Before applying to medical school, a pre-med student will have to take the medical college admissions test (MCAT). I myself took the last written administration of the MCAT, which is all computer based now. This is likely the most important step in applying to medical school, and your score will likely dictate a large majority of which schools you will have a chance of being admitted to.
But don’t get too excited just yet. There is more that goes into getting into medical school than just getting a high GPA and high MCAT score. You have to do something else. “What something else?” you may ask. It almost doesn’t matter. You can almost do anything else. You have to be interesting. There’s going to be hundreds of other applicants that are 4.0 GPA biology majors with 95th percentile scores on the MCAT. The bottom line: medical school admissions committees want to know that you can do multiple things at one time, and be great at all of them.
Check out the American College Medical Admissions Service (AMCAS) to find out how to apply to medical school.
2. Medical school (4 years)
Some may say that this will be the most grueling part of your training, but that’s not always true. Sure, medical school is busy, but residency can be busier (read below). The first two years of medical school are traditionally spent learning the basic sciences, while the latter half of medical school are spent in clinical rotations. Medical students apply to residency in the fourth year medical school.
Without getting into the gritty details, the most important part of your application is undoubtedly the United States Medical Licensing Exam (USMLE) Step 1 score. Of course, as above, if you are shooting for the top residency programs, just having a good step 1 score is not enough. You have to do SOMETHING ELSE! Whether its publishing an article as a first author in a medical journal or starting a free medical clinic, these extracurricular activities go back to the bottom line: selection committees want to know that you can do multiple things at one time, and be great at all of them.
Applications to residency are handled through the Electronic Residency Application Service (ERAS).
3. Internship and Residency (5 years)
A diagnostic radiology residency must be proceeded by a one year clinical internship, which can be in any clinical specialty, but most typically is a year of general surgery, internal medicine, or a transitional year internship.
Then, four years of diagnostic radiology training must be completed. This typically consists of rotations covering all of the areas of diagnostic radiology and interventional radiology. Residents learn interpretation of plain x-rays, computed tomography (CT), magnetic resonance imaging (MRI), nuclear medicine, and how to perform and interpret fluoroscopy and angiography.
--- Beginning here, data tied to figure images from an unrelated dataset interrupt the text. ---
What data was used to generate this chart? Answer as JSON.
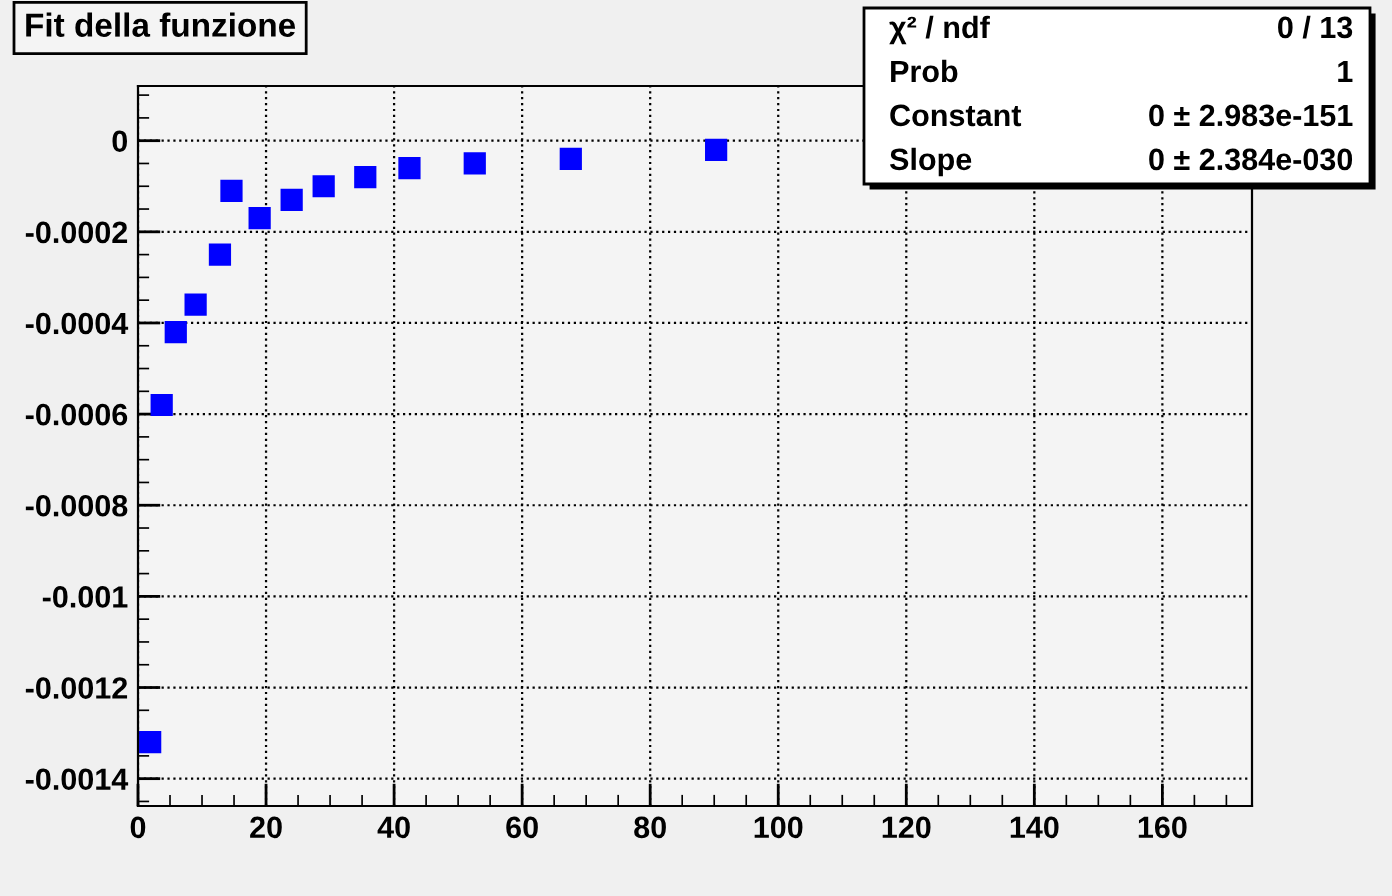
{
  "chart_data": {
    "type": "scatter",
    "title": "Fit della funzione",
    "x": [
      1.9,
      3.7,
      5.9,
      9.0,
      12.8,
      14.6,
      19.0,
      24.0,
      29.0,
      35.5,
      42.4,
      52.6,
      67.6,
      90.3
    ],
    "series": [
      {
        "color": "#0000ff",
        "values": [
          -0.00132,
          -0.00058,
          -0.00042,
          -0.00036,
          -0.00025,
          -0.00011,
          -0.00017,
          -0.00013,
          -0.0001,
          -8e-05,
          -6e-05,
          -5e-05,
          -4e-05,
          -2e-05
        ]
      }
    ],
    "marker": "square",
    "grid": true,
    "xlim": [
      0,
      174
    ],
    "xticks": [
      0,
      20,
      40,
      60,
      80,
      100,
      120,
      140,
      160
    ],
    "ylim": [
      -0.00146,
      0.00012
    ],
    "yticks": [
      -0.0014,
      -0.0012,
      -0.001,
      -0.0008,
      -0.0006,
      -0.0004,
      -0.0002,
      0
    ],
    "annotations": [
      "χ² / ndf",
      "0 / 13",
      "Prob",
      "1",
      "Constant",
      "0 ± 2.983e-151",
      "Slope",
      "0 ± 2.384e-030"
    ]
  }
}
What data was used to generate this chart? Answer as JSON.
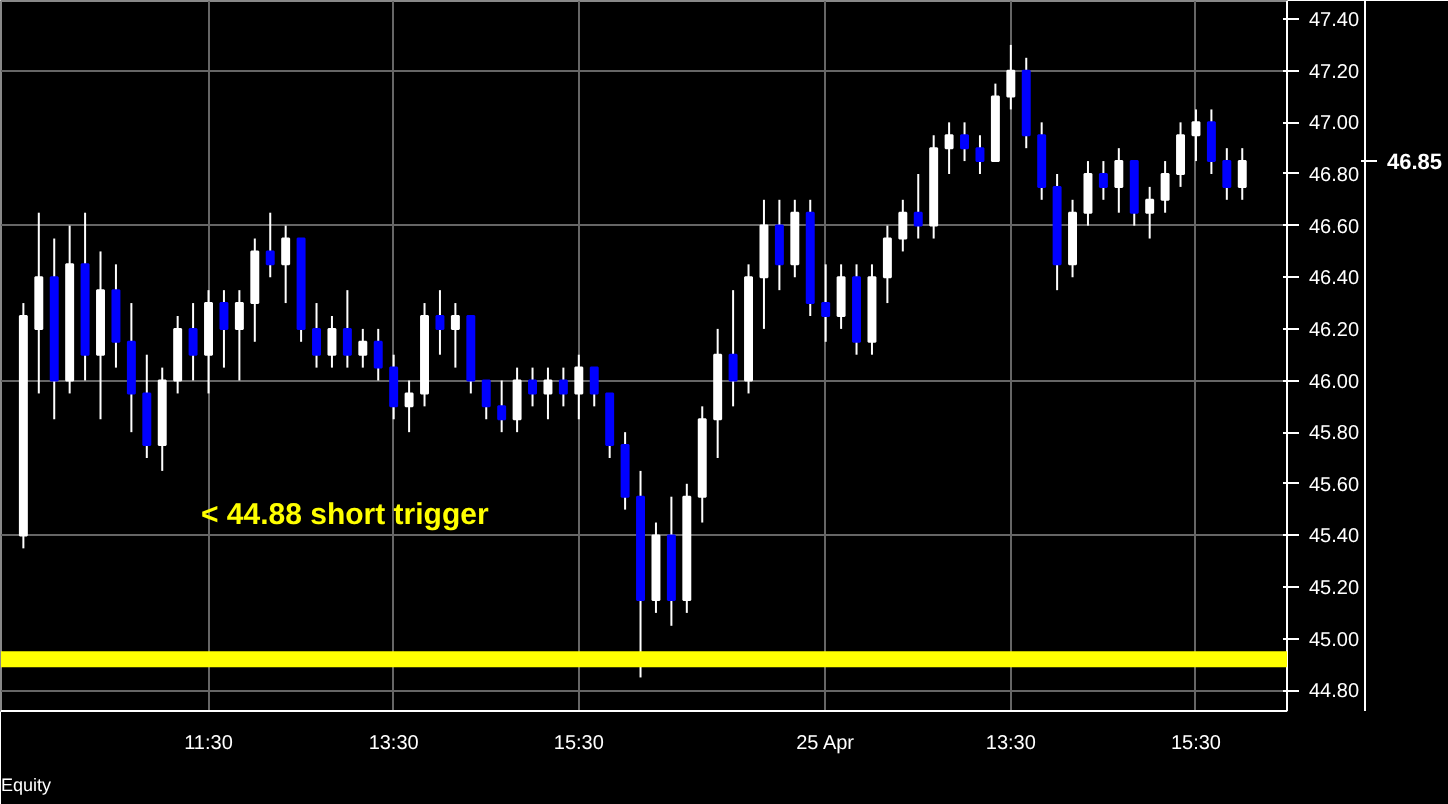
{
  "chart_data": {
    "type": "candlestick",
    "categories": [
      null,
      null,
      null,
      null,
      null,
      null,
      null,
      null,
      null,
      null,
      null,
      null,
      "11:30",
      null,
      null,
      null,
      null,
      null,
      null,
      null,
      null,
      null,
      null,
      null,
      "13:30",
      null,
      null,
      null,
      null,
      null,
      null,
      null,
      null,
      null,
      null,
      null,
      "15:30",
      null,
      null,
      null,
      null,
      null,
      null,
      null,
      null,
      null,
      null,
      null,
      null,
      null,
      null,
      null,
      "25 Apr",
      null,
      null,
      null,
      null,
      null,
      null,
      null,
      null,
      null,
      null,
      null,
      "13:30",
      null,
      null,
      null,
      null,
      null,
      null,
      null,
      null,
      null,
      null,
      null,
      "15:30",
      null,
      null,
      null
    ],
    "ohlc": [
      [
        45.4,
        46.3,
        45.35,
        46.25
      ],
      [
        46.2,
        46.65,
        45.95,
        46.4
      ],
      [
        46.4,
        46.55,
        45.85,
        46.0
      ],
      [
        46.0,
        46.6,
        45.95,
        46.45
      ],
      [
        46.45,
        46.65,
        46.0,
        46.1
      ],
      [
        46.1,
        46.5,
        45.85,
        46.35
      ],
      [
        46.35,
        46.45,
        46.05,
        46.15
      ],
      [
        46.15,
        46.3,
        45.8,
        45.95
      ],
      [
        45.95,
        46.1,
        45.7,
        45.75
      ],
      [
        45.75,
        46.05,
        45.65,
        46.0
      ],
      [
        46.0,
        46.25,
        45.95,
        46.2
      ],
      [
        46.2,
        46.3,
        46.0,
        46.1
      ],
      [
        46.1,
        46.35,
        45.95,
        46.3
      ],
      [
        46.3,
        46.35,
        46.05,
        46.2
      ],
      [
        46.2,
        46.35,
        46.0,
        46.3
      ],
      [
        46.3,
        46.55,
        46.15,
        46.5
      ],
      [
        46.5,
        46.65,
        46.4,
        46.45
      ],
      [
        46.45,
        46.6,
        46.3,
        46.55
      ],
      [
        46.55,
        46.55,
        46.15,
        46.2
      ],
      [
        46.2,
        46.3,
        46.05,
        46.1
      ],
      [
        46.1,
        46.25,
        46.05,
        46.2
      ],
      [
        46.2,
        46.35,
        46.05,
        46.1
      ],
      [
        46.1,
        46.2,
        46.05,
        46.15
      ],
      [
        46.15,
        46.2,
        46.0,
        46.05
      ],
      [
        46.05,
        46.1,
        45.85,
        45.9
      ],
      [
        45.9,
        46.0,
        45.8,
        45.95
      ],
      [
        45.95,
        46.3,
        45.9,
        46.25
      ],
      [
        46.25,
        46.35,
        46.1,
        46.2
      ],
      [
        46.2,
        46.3,
        46.05,
        46.25
      ],
      [
        46.25,
        46.25,
        45.95,
        46.0
      ],
      [
        46.0,
        46.0,
        45.85,
        45.9
      ],
      [
        45.9,
        46.0,
        45.8,
        45.85
      ],
      [
        45.85,
        46.05,
        45.8,
        46.0
      ],
      [
        46.0,
        46.05,
        45.9,
        45.95
      ],
      [
        45.95,
        46.05,
        45.85,
        46.0
      ],
      [
        46.0,
        46.05,
        45.9,
        45.95
      ],
      [
        45.95,
        46.1,
        45.85,
        46.05
      ],
      [
        46.05,
        46.05,
        45.9,
        45.95
      ],
      [
        45.95,
        45.95,
        45.7,
        45.75
      ],
      [
        45.75,
        45.8,
        45.5,
        45.55
      ],
      [
        45.55,
        45.65,
        44.85,
        45.15
      ],
      [
        45.15,
        45.45,
        45.1,
        45.4
      ],
      [
        45.4,
        45.55,
        45.05,
        45.15
      ],
      [
        45.15,
        45.6,
        45.1,
        45.55
      ],
      [
        45.55,
        45.9,
        45.45,
        45.85
      ],
      [
        45.85,
        46.2,
        45.7,
        46.1
      ],
      [
        46.1,
        46.35,
        45.9,
        46.0
      ],
      [
        46.0,
        46.45,
        45.95,
        46.4
      ],
      [
        46.4,
        46.7,
        46.2,
        46.6
      ],
      [
        46.6,
        46.7,
        46.35,
        46.45
      ],
      [
        46.45,
        46.7,
        46.4,
        46.65
      ],
      [
        46.65,
        46.7,
        46.25,
        46.3
      ],
      [
        46.3,
        46.45,
        46.15,
        46.25
      ],
      [
        46.25,
        46.45,
        46.2,
        46.4
      ],
      [
        46.4,
        46.45,
        46.1,
        46.15
      ],
      [
        46.15,
        46.45,
        46.1,
        46.4
      ],
      [
        46.4,
        46.6,
        46.3,
        46.55
      ],
      [
        46.55,
        46.7,
        46.5,
        46.65
      ],
      [
        46.65,
        46.8,
        46.55,
        46.6
      ],
      [
        46.6,
        46.95,
        46.55,
        46.9
      ],
      [
        46.9,
        47.0,
        46.8,
        46.95
      ],
      [
        46.95,
        47.0,
        46.85,
        46.9
      ],
      [
        46.9,
        46.95,
        46.8,
        46.85
      ],
      [
        46.85,
        47.15,
        46.85,
        47.1
      ],
      [
        47.1,
        47.3,
        47.05,
        47.2
      ],
      [
        47.2,
        47.25,
        46.9,
        46.95
      ],
      [
        46.95,
        47.0,
        46.7,
        46.75
      ],
      [
        46.75,
        46.8,
        46.35,
        46.45
      ],
      [
        46.45,
        46.7,
        46.4,
        46.65
      ],
      [
        46.65,
        46.85,
        46.6,
        46.8
      ],
      [
        46.8,
        46.85,
        46.7,
        46.75
      ],
      [
        46.75,
        46.9,
        46.65,
        46.85
      ],
      [
        46.85,
        46.85,
        46.6,
        46.65
      ],
      [
        46.65,
        46.75,
        46.55,
        46.7
      ],
      [
        46.7,
        46.85,
        46.65,
        46.8
      ],
      [
        46.8,
        47.0,
        46.75,
        46.95
      ],
      [
        46.95,
        47.05,
        46.85,
        47.0
      ],
      [
        47.0,
        47.05,
        46.8,
        46.85
      ],
      [
        46.85,
        46.9,
        46.7,
        46.75
      ],
      [
        46.75,
        46.9,
        46.7,
        46.85
      ]
    ],
    "colors": [
      "#ffffff",
      "#ffffff",
      "#0000ff",
      "#ffffff",
      "#0000ff",
      "#ffffff",
      "#0000ff",
      "#0000ff",
      "#0000ff",
      "#ffffff",
      "#ffffff",
      "#0000ff",
      "#ffffff",
      "#0000ff",
      "#ffffff",
      "#ffffff",
      "#0000ff",
      "#ffffff",
      "#0000ff",
      "#0000ff",
      "#ffffff",
      "#0000ff",
      "#ffffff",
      "#0000ff",
      "#0000ff",
      "#ffffff",
      "#ffffff",
      "#0000ff",
      "#ffffff",
      "#0000ff",
      "#0000ff",
      "#0000ff",
      "#ffffff",
      "#0000ff",
      "#ffffff",
      "#0000ff",
      "#ffffff",
      "#0000ff",
      "#0000ff",
      "#0000ff",
      "#0000ff",
      "#ffffff",
      "#0000ff",
      "#ffffff",
      "#ffffff",
      "#ffffff",
      "#0000ff",
      "#ffffff",
      "#ffffff",
      "#0000ff",
      "#ffffff",
      "#0000ff",
      "#0000ff",
      "#ffffff",
      "#0000ff",
      "#ffffff",
      "#ffffff",
      "#ffffff",
      "#0000ff",
      "#ffffff",
      "#ffffff",
      "#0000ff",
      "#0000ff",
      "#ffffff",
      "#ffffff",
      "#0000ff",
      "#0000ff",
      "#0000ff",
      "#ffffff",
      "#ffffff",
      "#0000ff",
      "#ffffff",
      "#0000ff",
      "#ffffff",
      "#ffffff",
      "#ffffff",
      "#ffffff",
      "#0000ff",
      "#0000ff",
      "#ffffff"
    ],
    "ylim": [
      44.72,
      47.47
    ],
    "yticks": [
      {
        "value": 44.8,
        "label": "44.80"
      },
      {
        "value": 45.0,
        "label": "45.00"
      },
      {
        "value": 45.2,
        "label": "45.20"
      },
      {
        "value": 45.4,
        "label": "45.40"
      },
      {
        "value": 45.6,
        "label": "45.60"
      },
      {
        "value": 45.8,
        "label": "45.80"
      },
      {
        "value": 46.0,
        "label": "46.00"
      },
      {
        "value": 46.2,
        "label": "46.20"
      },
      {
        "value": 46.4,
        "label": "46.40"
      },
      {
        "value": 46.6,
        "label": "46.60"
      },
      {
        "value": 46.8,
        "label": "46.80"
      },
      {
        "value": 47.0,
        "label": "47.00"
      },
      {
        "value": 47.2,
        "label": "47.20"
      },
      {
        "value": 47.4,
        "label": "47.40"
      }
    ],
    "ref_lines": [
      {
        "axis": "y",
        "value": 44.92,
        "color": "#ffff00"
      }
    ],
    "annotations": [
      "< 44.88 short trigger",
      "46.85",
      "Equity"
    ],
    "grid": true
  }
}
Beyond interpretation and technical skills, residents need to understand the physics of medical imaging, which can be a grueling task.
Radiology residents go through multiple examinations given by the American Board of Radiology (ABR) to become board certified.
4. Fellowship (typically 1-2 years)
Finally, at least 90-95% of radiology residents will complete a fellowship, which is typically 1-2 years. Two fellowship sub-specialties use a matching service through the National Resident Matching Program (NRMP), including neuroradiology and interventional radiology. Other fellowships include body imaging, women’s imaging (including mammography), pediatric radiology, emergency radiology, nuclear medicine, and muskuloskeletal imaging, and these are filled in a traditional interview and offer process without a match. That completes the list of the most common areas of sub-specializing in radiology. Some residents will complete two fellowships, or do a two year neuroradiology fellowship, which can also be followed by an additional year in interventional neuroradiology. This is also sometimes done by pediatric radiology fellows who want to do an additional year in pediatric interventional radiology.
After completing fellowship, the radiologist will usually sit for an exam to obtain a certificate of added qualifications (CAQ), and every 10 years will undergo maintenance of certification (MOC).
There you have it! Overall, its a minimum of 13 years of training! Although, most residents do 14 and its becoming common to do 15 years of training! Good luck!